I pass through the sitting room and find myself in a little back corridor, not accessible from the main foyer, but leading to a bathroom. I go into the bathroom. It, like everything else, is sleek and black and low-lit. There is a large mirror, however, full length with an ornate floral carved frame that seems just a hair out of place for this house. I reach out and touch it with the instinct of someone who has grown up in a fine old mansion, pressing one of the rosettes that is just slightly out of place. There is a satisfying click and the mirror swings open.

I forget all about being married, being in another country, waiting to meet my husband. I’ve just found a secret passage. Short steps lead up at a sharp vertical angle. I go up them quietly, shutting the mirror behind me. I am cast in darkness, but I know that nobody puts a good secret staircase in without providing a little in the way of ambient lighting.

I can hear voices, and I can see a little light coming from further up.
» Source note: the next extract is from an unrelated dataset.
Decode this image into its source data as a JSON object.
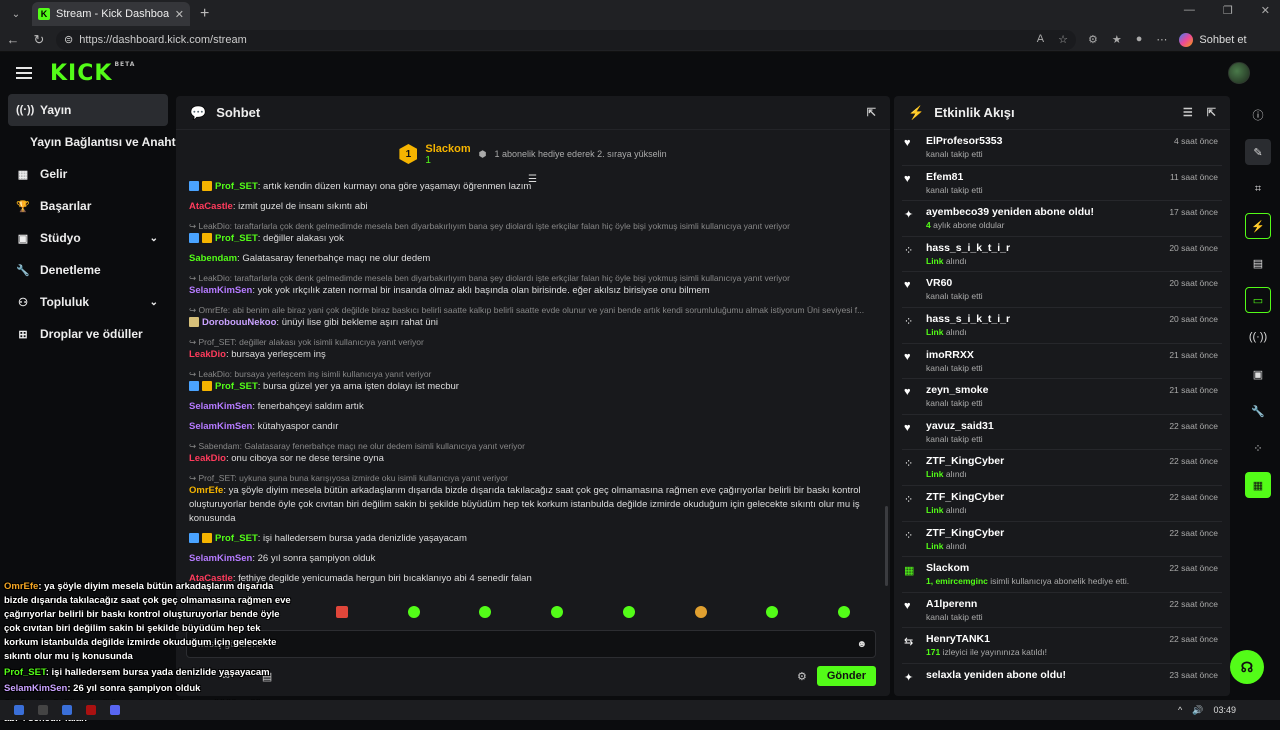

There is a standing platform just off the staircase, and two little holes to look through. Oh, I know what this is. My great-great-uncle Norton used to love putting these into the house. In Addle Manor there are dozens of these.

I can’t quite see much of anything. Whoever installed this must have put it in as an amusement, or perhaps the room was laid out differently before. I can hear though, the voice of a man speaking in a broad State accent. His voice is deep and full of irritated gravitas.